Equity REITS explore structured finance opportunities as mortgage REITs welcome the competition

Equity REITs have traditionally been defined as entities that primarily own portfolios of properties. However, in an effort to increase shareholder value and utilize management's real estate finance knowledge and skills some equity REITs have begun to implement a real estate finance strategy to complement holding properties. This is not a new phenomenon in the REIT industry—beginning in the 1960s triple net lease REITs practiced financing as well as owning triple net leased property, while starting in the 1980s health care REITs tried their hand at mortgages. Over time, some equity REITs have begun to further broaden their horizons by servicing their clients with structured finance (loans, commercial mortgage-backed securities, debt, etc.), an avenue some say could lead to a lot of gray areas and potentially impact the mortgage REIT sector.

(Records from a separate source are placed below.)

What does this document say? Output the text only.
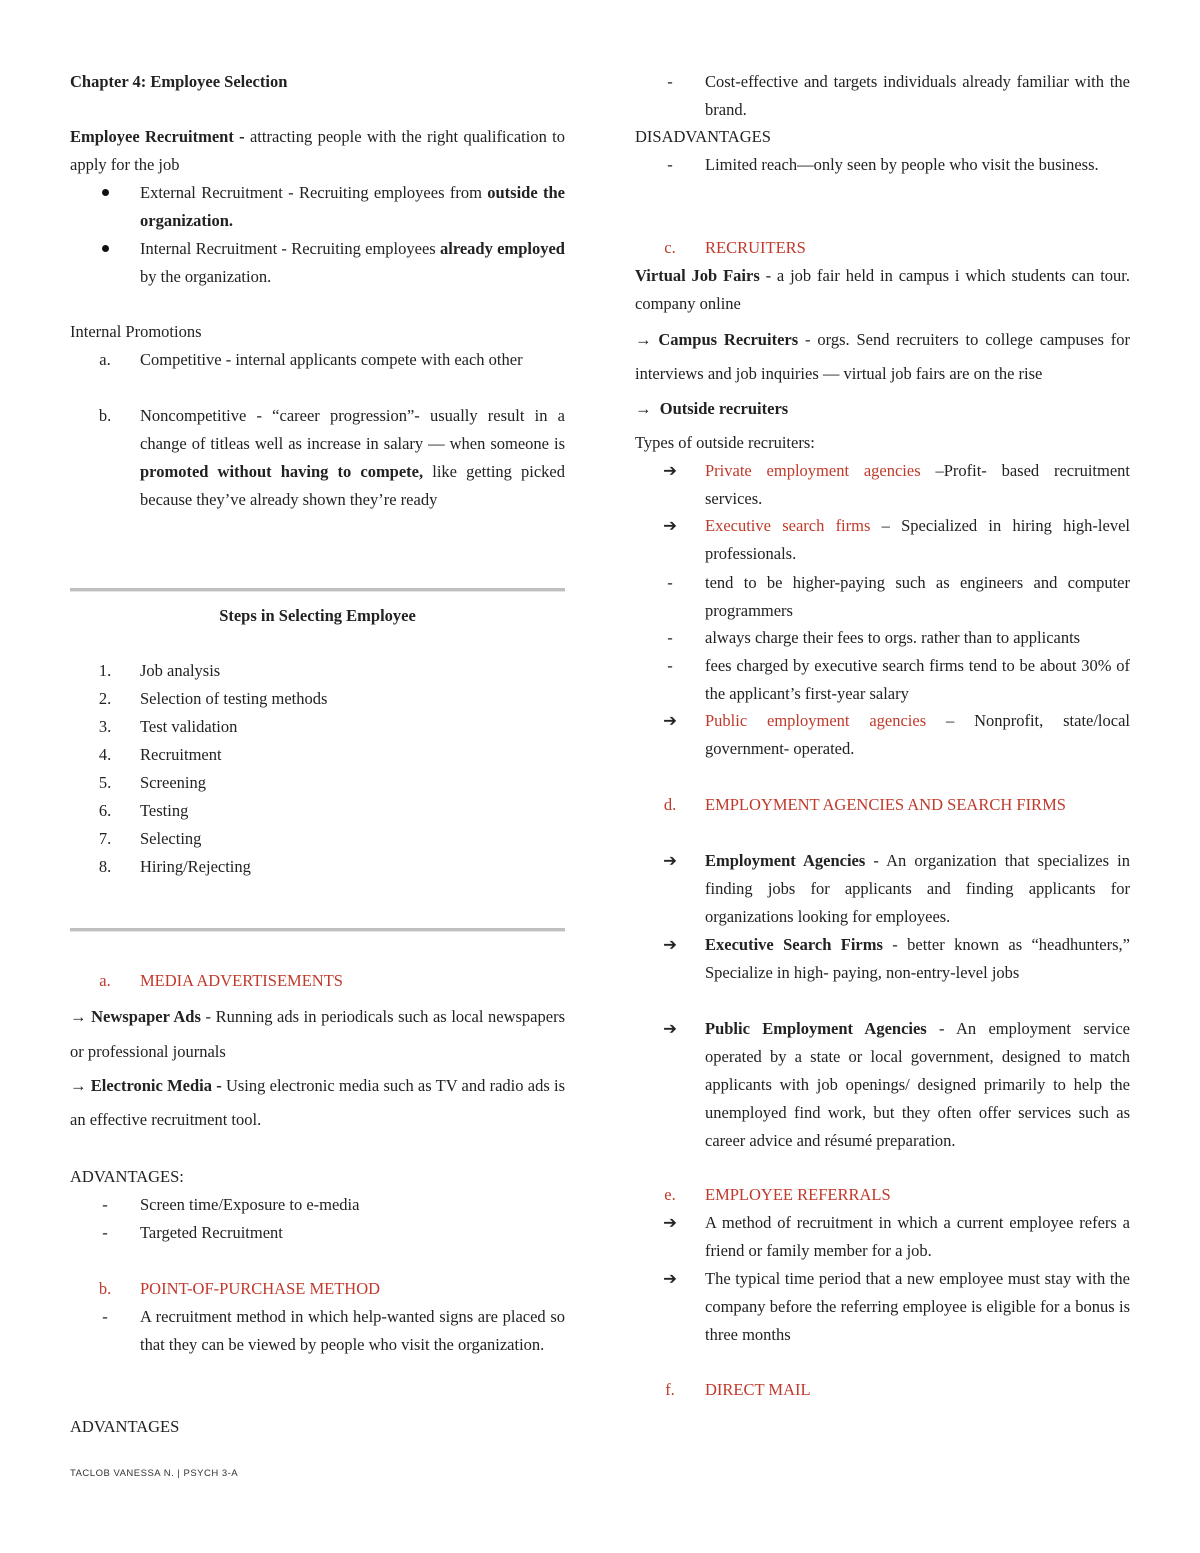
Chapter 4: Employee Selection

Employee Recruitment - attracting people with the right qualification to apply for the job

External Recruitment - Recruiting employees from outside the organization.
Internal Recruitment - Recruiting employees already employed by the organization.

Internal Promotions

a.	Competitive - internal applicants compete with each other
b.	Noncompetitive - “career progression”- usually result in a change of titleas well as increase in salary — when someone is promoted without having to compete, like getting picked because they’ve already shown they’re ready

Steps in Selecting Employee

1.	Job analysis
2.	Selection of testing methods
3.	Test validation
4.	Recruitment
5.	Screening
6.	Testing
7.	Selecting
8.	Hiring/Rejecting
a.	MEDIA ADVERTISEMENTS

→ Newspaper Ads - Running ads in periodicals such as local newspapers or professional journals

→ Electronic Media - Using electronic media such as TV and radio ads is an effective recruitment tool.

ADVANTAGES:

-	Screen time/Exposure to e-media
-	Targeted Recruitment
b.	POINT-OF-PURCHASE METHOD
-	A recruitment method in which help-wanted signs are placed so that they can be viewed by people who visit the organization.

ADVANTAGES

TACLOB VANESSA N. | PSYCH 3-A
-	Cost-effective and targets individuals already familiar with the brand.

DISADVANTAGES

-	Limited reach—only seen by people who visit the business.
c.	RECRUITERS

Virtual Job Fairs - a job fair held in campus i which students can tour. company online

→ Campus Recruiters - orgs. Send recruiters to college campuses for interviews and job inquiries — virtual job fairs are on the rise

→ Outside recruiters

Types of outside recruiters:

➔	Private employment agencies –Profit- based recruitment services.
➔	Executive search firms – Specialized in hiring high-level professionals.
-	tend to be higher-paying such as engineers and computer programmers
-	always charge their fees to orgs. rather than to applicants
-	fees charged by executive search firms tend to be about 30% of the applicant’s first-year salary
➔	Public employment agencies – Nonprofit, state/local government- operated.
d.	EMPLOYMENT AGENCIES AND SEARCH FIRMS
➔	Employment Agencies - An organization that specializes in finding jobs for applicants and finding applicants for organizations looking for employees.
➔	Executive Search Firms - better known as “headhunters,” Specialize in high- paying, non-entry-level jobs
➔	Public Employment Agencies - An employment service operated by a state or local government, designed to match applicants with job openings/ designed primarily to help the unemployed find work, but they often offer services such as career advice and résumé preparation.
e.	EMPLOYEE REFERRALS
➔	A method of recruitment in which a current employee refers a friend or family member for a job.
➔	The typical time period that a new employee must stay with the company before the referring employee is eligible for a bonus is three months
f.	DIRECT MAIL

"More equity REITs are asking, 'where is the opportunity and where can I put capital to work?' As a result, they are increasingly looking to the debt side of the business," says Paul McDowell, chief executive officer of Capital Lease Funding (NYSE: LSE), a mortgage REIT with a strong presence in structured finance. "However, the risk is a lack of discipline in the market. If you get in the debt business and don't know what you're doing or are unable to make sound judgements, your business is at stake."

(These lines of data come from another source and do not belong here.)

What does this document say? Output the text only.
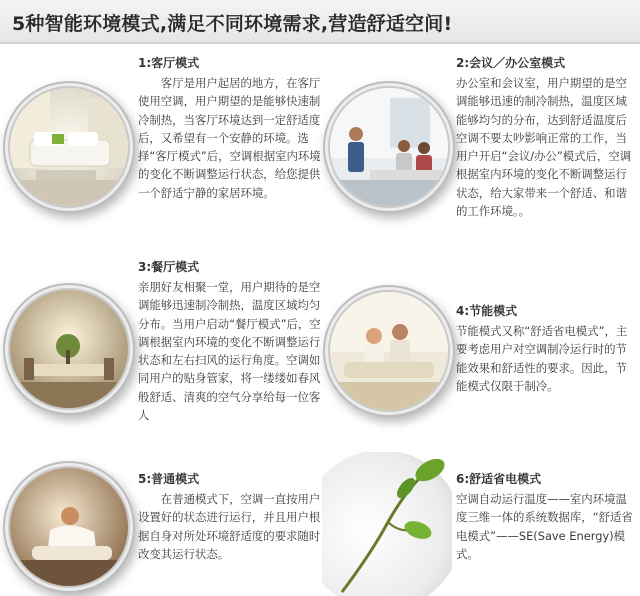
5种智能环境模式,满足不同环境需求,营造舒适空间!
1:客厅模式

客厅是用户起居的地方，在客厅使用空调，用户期望的是能够快速制冷制热，当客厅环境达到一定舒适度后，又希望有一个安静的环境。选择“客厅模式”后，空调根据室内环境的变化不断调整运行状态，给您提供一个舒适宁静的家居环境。

2:会议／办公室模式

办公室和会议室，用户期望的是空调能够迅速的制冷制热，温度区域能够均匀的分布，达到舒适温度后空调不要太吵影响正常的工作，当用户开启“会议/办公”模式后，空调根据室内环境的变化不断调整运行状态，给大家带来一个舒适、和谐的工作环境。。

3:餐厅模式

亲朋好友相聚一堂，用户期待的是空调能够迅速制冷制热，温度区域均匀分布。当用户启动“餐厅模式”后，空调根据室内环境的变化不断调整运行状态和左右扫风的运行角度。空调如同用户的贴身管家，将一缕缕如春风般舒适、清爽的空气分享给每一位客人

4:节能模式

节能模式又称“舒适省电模式”，主要考虑用户对空调制冷运行时的节能效果和舒适性的要求。因此，节能模式仅限于制冷。

5:普通模式

在普通模式下，空调一直按用户设置好的状态进行运行，并且用户根据自身对所处环境舒适度的要求随时改变其运行状态。

6:舒适省电模式

空调自动运行温度——室内环境温度三维一体的系统数据库，“舒适省电模式”——SE(Save Energy)模式。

According to Don Fandetti at Wachovia Securities, senior real estate research analyst for mortgage REITs at , it has only been within the last year that equity REITs have really begun to explore the structured finance business.

"Generally, equity REITs stick with their core business of buying properties. Equity REITs think that with low cap rates they can supplement their investment pipeline with mezzanine loans, CMBS, etc. The returns on those can be attractive, which is why we are seeing more of it," Fandetti says. "[Companies] focus on what they think the best business model is and exercise that in the REIT format."

For example, Vornado Realty Trust (NYSE: VNO) made a $275 million mezzanine loan secured by a partnership interest in the General Motors Building in New York. "As value players we are always looking for the appropriate risk-adjusted return, the GM building is a perfect example," says Wendy Silverstein, executive vice president of capital markets, at Vornado's 2004 Investor Conference on Oct. 5.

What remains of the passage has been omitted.